HuggingFace version does NOT use efficient MLA caching
As the title suggests, the version of this model provided in modelling_deepseek.py
does NOT make use of the efficient MLA caching mechanism pioneered by DeepSeek V2 and V3.
The relevant code is here: https://huggingface.co/deepseek-ai/DeepSeek-R1/blob/main/modeling_deepseek.py#L810
if past_key_value is not None:
cache_kwargs = {"sin": sin, "cos": cos} # Specific to RoPE models
key_states, value_states = past_key_value.update(
key_states, value_states, self.layer_idx, cache_kwargs
)
Notice that the full fat keys and values are cached after up-projection, rather than caching compressed_kv
(or self.kv_a_layernorm(compressed_kv)
) and k_pe
as is done in the native implementation in the DeepSeek repo.

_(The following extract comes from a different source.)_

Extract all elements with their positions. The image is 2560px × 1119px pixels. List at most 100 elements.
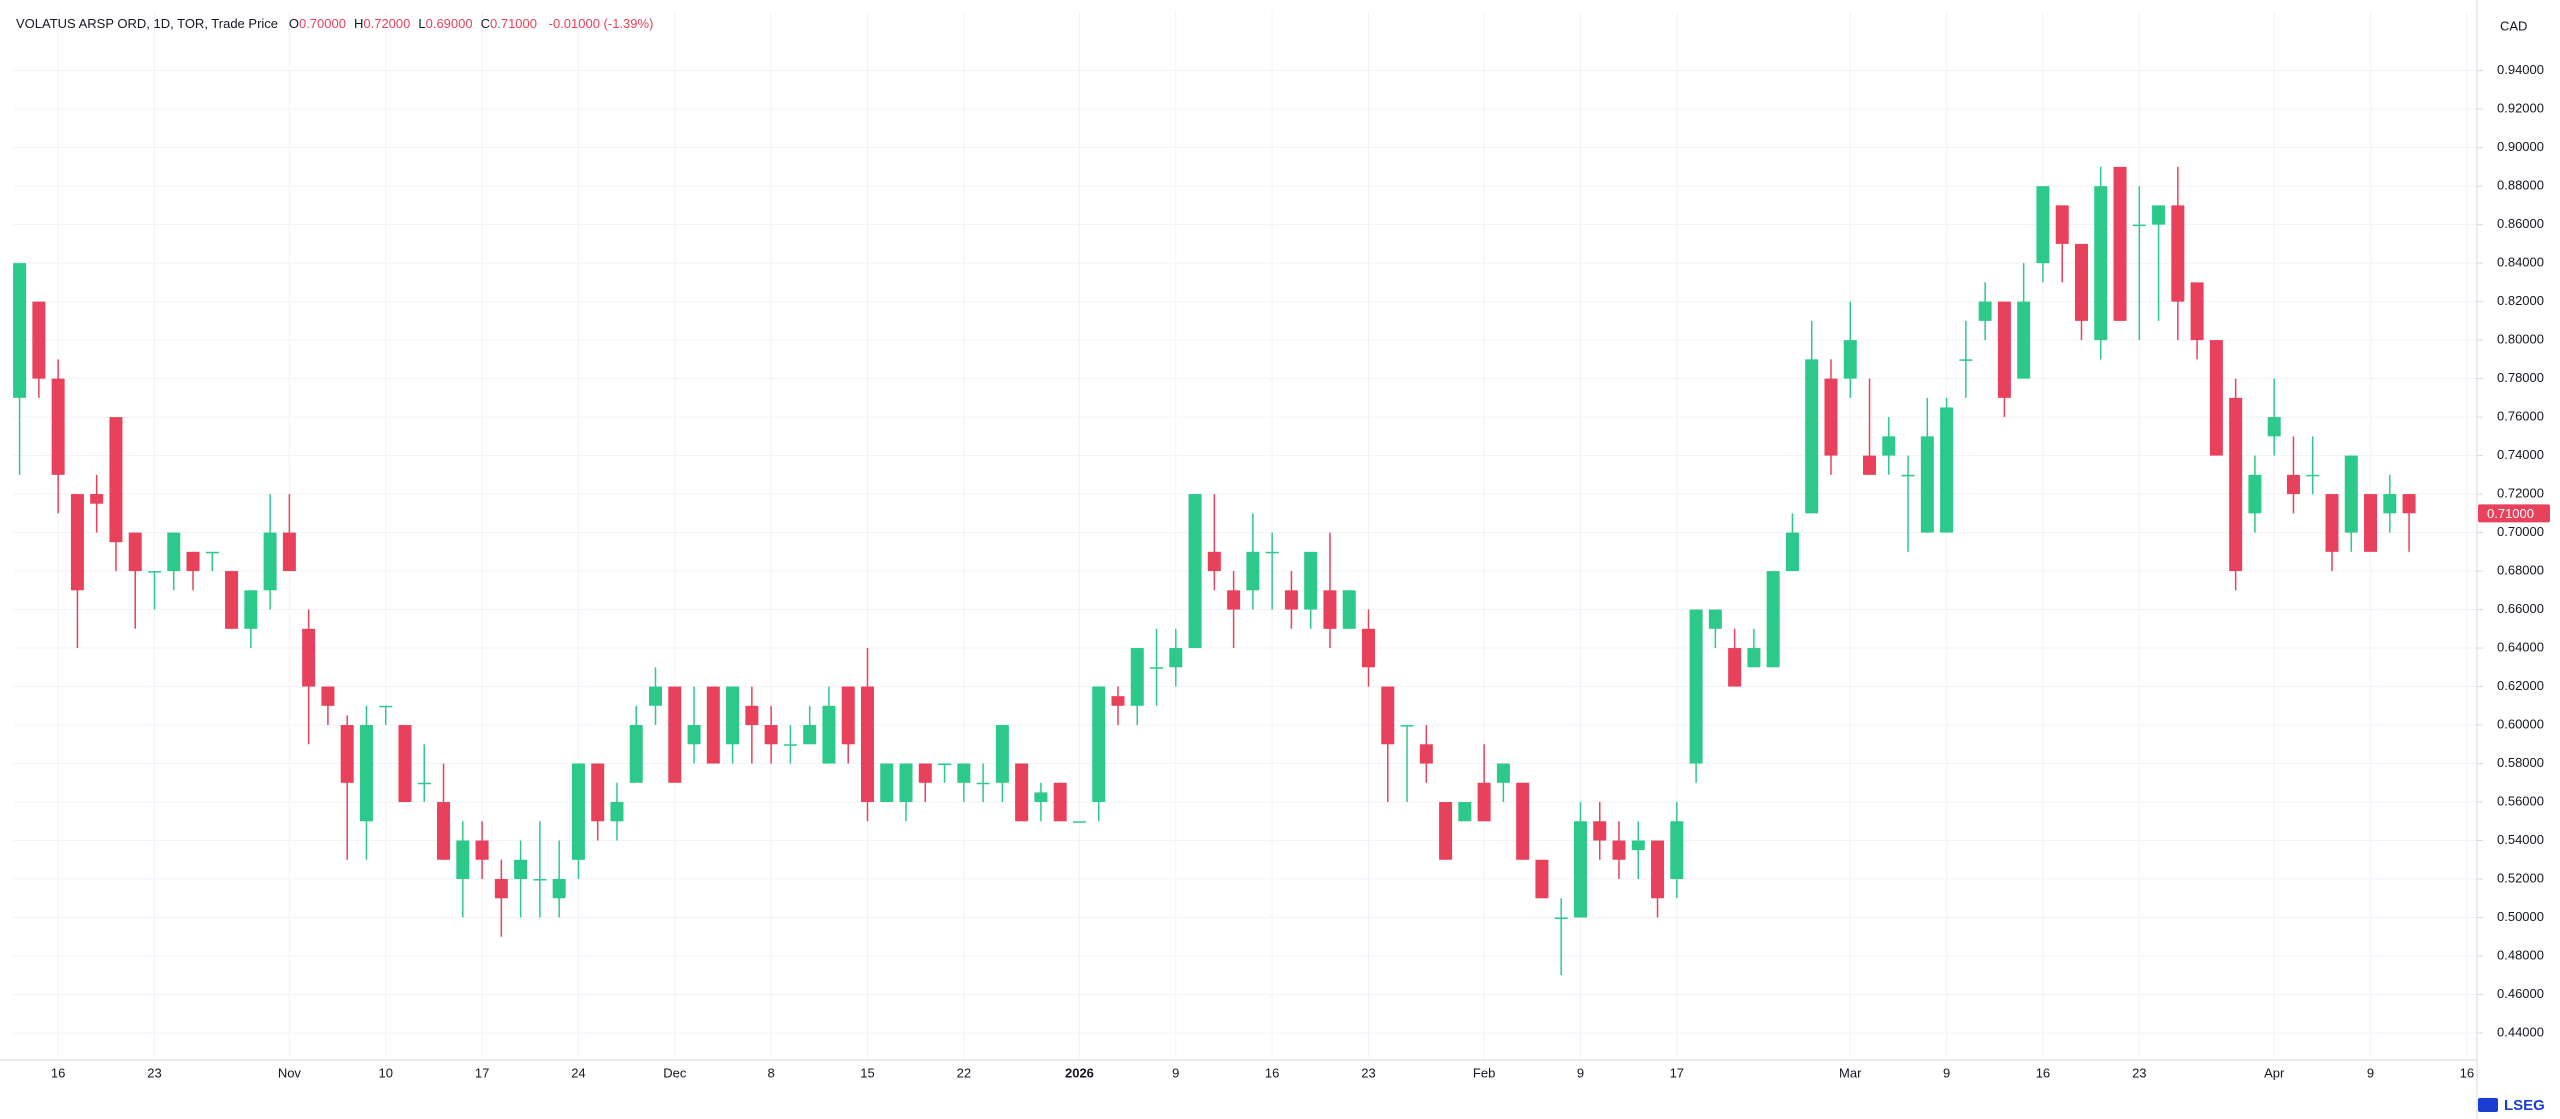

I imagine this was done because of the way HF handles the Cache and the devs porting this for HF didn't want to deal with incompatibilities between typical MHA and MLA.
However, by storing k_pe
as the keys and compressed_kv
as the values we would be able to use efficient MLA caching AND support cache-managed rotary embeddings. Additionally, by fiddling with the config class we can 'trick' the special Cache variants -- like Static or Sink caches -- into pre-allocating the correct tensor shapes which would otherwise be incompatible with MLA.